A formação de auxiliar de logística será realizada em parceria com o Centro Paula Souza pelo programa QB FIC. O horário das aulas permite a participação de quem trabalha ou estuda durante o dia, mas exige presença das 18h às 22h.

Segundo a Prefeitura de Cubatão, as inscrições começam às 9h de quinta-feira no PAT da cidade. Serão oferecidas 30 vagas, com prioridade para moradores do município.

Podem se candidatar pessoas com 16 anos ou mais. O atendimento ocorre por ordem de chegada até as 16h, e quem ficar além da capacidade será colocado em lista de espera.

Curso de logística em Cubatão exige inscrição presencial

O interessado deve levar documento oficial com foto e comprovante de residência ao PAT-Cubatão, na Avenida Doutor Fernando Costa, 1.096, Vila Couto. O mesmo endereço receberá as aulas no auditório da secretaria.

Como a ordem de chegada define as vagas, preparar os documentos antes evita perder posição por falta de comprovante. Moradores possuem prioridade, e a lista de espera preserva a sequência de quem comparecer depois.

Turma de capacitação em corredor de armazém logístico

A capacitação ocorrerá presencialmente de 14 a 29 de setembro, sempre das 18h às 22h. Antes de se inscrever, a pessoa precisa conferir transporte e disponibilidade para cumprir a jornada durante duas semanas.

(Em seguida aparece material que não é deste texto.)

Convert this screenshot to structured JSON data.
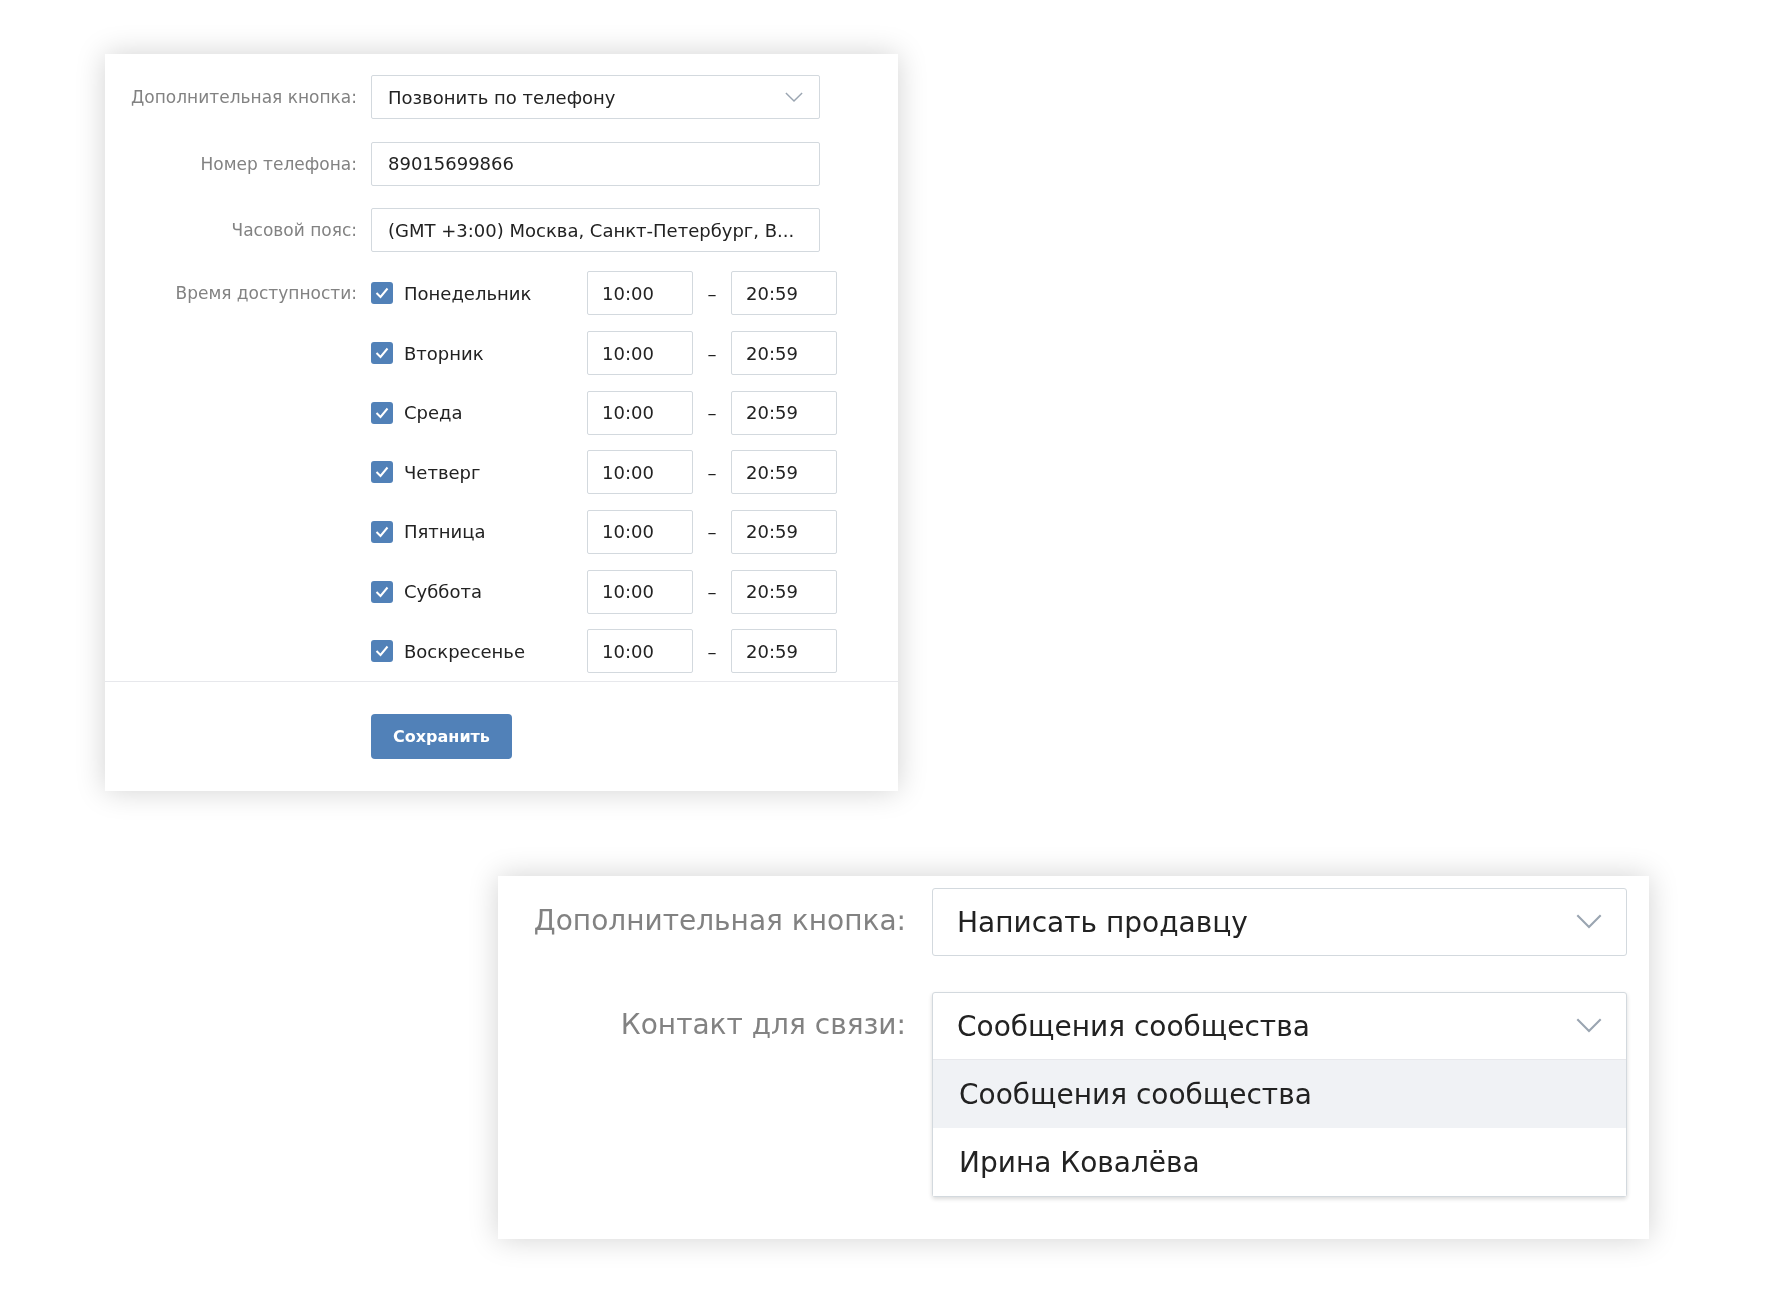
{
  "settings_card": {
    "fields": [
      {
        "kind": "select",
        "label": "Дополнительная кнопка:",
        "value": "Позвонить по телефону"
      },
      {
        "kind": "text",
        "label": "Номер телефона:",
        "value": "89015699866"
      },
      {
        "kind": "select",
        "label": "Часовой пояс:",
        "value": "(GMT +3:00) Москва, Санкт-Петербург, В..."
      }
    ],
    "schedule": {
      "label": "Время доступности:",
      "days": [
        {
          "day": "Понедельник",
          "checked": true,
          "from": "10:00",
          "dash": "–",
          "to": "20:59"
        },
        {
          "day": "Вторник",
          "checked": true,
          "from": "10:00",
          "dash": "–",
          "to": "20:59"
        },
        {
          "day": "Среда",
          "checked": true,
          "from": "10:00",
          "dash": "–",
          "to": "20:59"
        },
        {
          "day": "Четверг",
          "checked": true,
          "from": "10:00",
          "dash": "–",
          "to": "20:59"
        },
        {
          "day": "Пятница",
          "checked": true,
          "from": "10:00",
          "dash": "–",
          "to": "20:59"
        },
        {
          "day": "Суббота",
          "checked": true,
          "from": "10:00",
          "dash": "–",
          "to": "20:59"
        },
        {
          "day": "Воскресенье",
          "checked": true,
          "from": "10:00",
          "dash": "–",
          "to": "20:59"
        }
      ]
    },
    "save_button": "Сохранить"
  },
  "contact_card": {
    "fields": [
      {
        "label": "Дополнительная кнопка:",
        "value": "Написать продавцу",
        "expanded": false
      },
      {
        "label": "Контакт для связи:",
        "value": "Сообщения сообщества",
        "expanded": true,
        "options": [
          {
            "label": "Сообщения сообщества",
            "selected": true
          },
          {
            "label": "Ирина Ковалёва",
            "selected": false
          }
        ]
      }
    ]
  }
}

Quatro horas por noite concentram conteúdo e prática. Ausência em poucos dias pode representar parte grande da carga, por isso a decisão deve considerar rotina familiar, trabalho e tempo de deslocamento.

A gratuidade elimina mensalidade, mas não todos os custos. Passagem, alimentação e organização de horário continuam na conta do aluno. Planejar esses detalhes aumenta a chance de concluir a formação.

O curso ensina atividades de recebimento, armazenamento, organização de estoque, movimentação de materiais, separação, expedição e apoio ao transporte. São tarefas presentes em indústrias, centros de distribuição, terminais e comércio.

Cidade vive no encontro entre indústria e porto

Cubatão ocupa uma posição particular na Baixada Santista. O município reúne instalações industriais, acessos rodoviários e proximidade com o Porto de Santos, formando uma rede de entrada, processamento e saída de mercadorias.

Nessa cadeia, material precisa chegar no momento certo, ser identificado, armazenado com segurança e seguir ao destino sem perda. Uma falha de estoque pode interromper produção; uma separação errada pode atrasar embarque.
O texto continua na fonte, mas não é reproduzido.